Alaska tax revenue has begun to grow significantly with the legalization of recreational marijuana and it should begin to make a big difference to the state. Other States like Colorado and Nevada have also seen tremendous growth in tax revenue. States are using these funds to repair roads or for public schools, all things that should improve the quality of life for residents.
Tax revenues derived from Alaska’s legal cannabis industry nearly doubled from May to June, from $272,100 to $512,200 – the most in a single month since sales began in late October, Alaska Dispatch News reports. Officials from the state Department of Revenue are anticipating the trend will continue for July.
“This is really incredible,” said Kelly Mazzei, excise tax supervisor for the tax division, in the report. “We knew it would happen; we just didn’t know when.”

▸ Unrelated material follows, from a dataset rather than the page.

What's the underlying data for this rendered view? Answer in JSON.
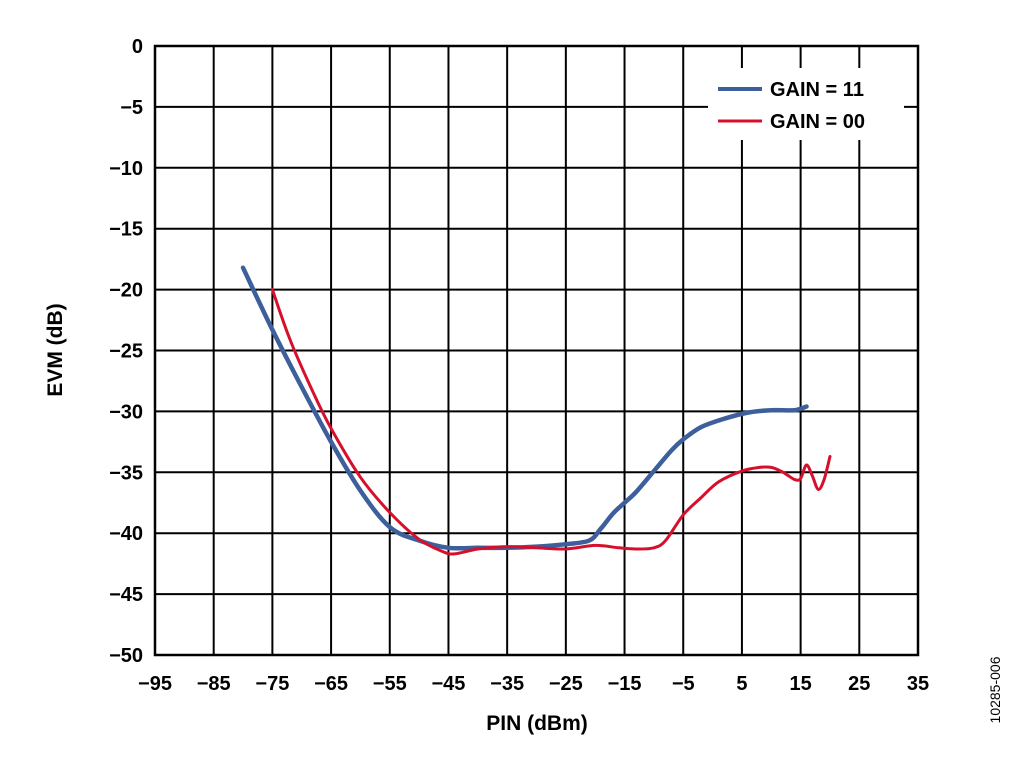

In addition to the sales taxes, 40 growers and 15 cultivators paid the state in June and Alaska netted $1,748,500 from legal cannabis sales during the fiscal year, which ended on June 30. The state had projected $2 million after downgrading their projections twice following slower-than-expected sales in January and February.
In June, 547 pounds of flower and 313 pounds of trim were sold by cultivators in the state. Flower is taxed $50-per-ounce and trim is taxed $15-per-ounce.
“We also anticipate much larger quantities being sold or transferred [in July] by outdoor cultivators as those crops are harvested,” Mazzei said.
Under state law, half of the tax revenues are earmarked for the state’s general fund, while the remaining is used for programs to reduce repeat criminal offenders.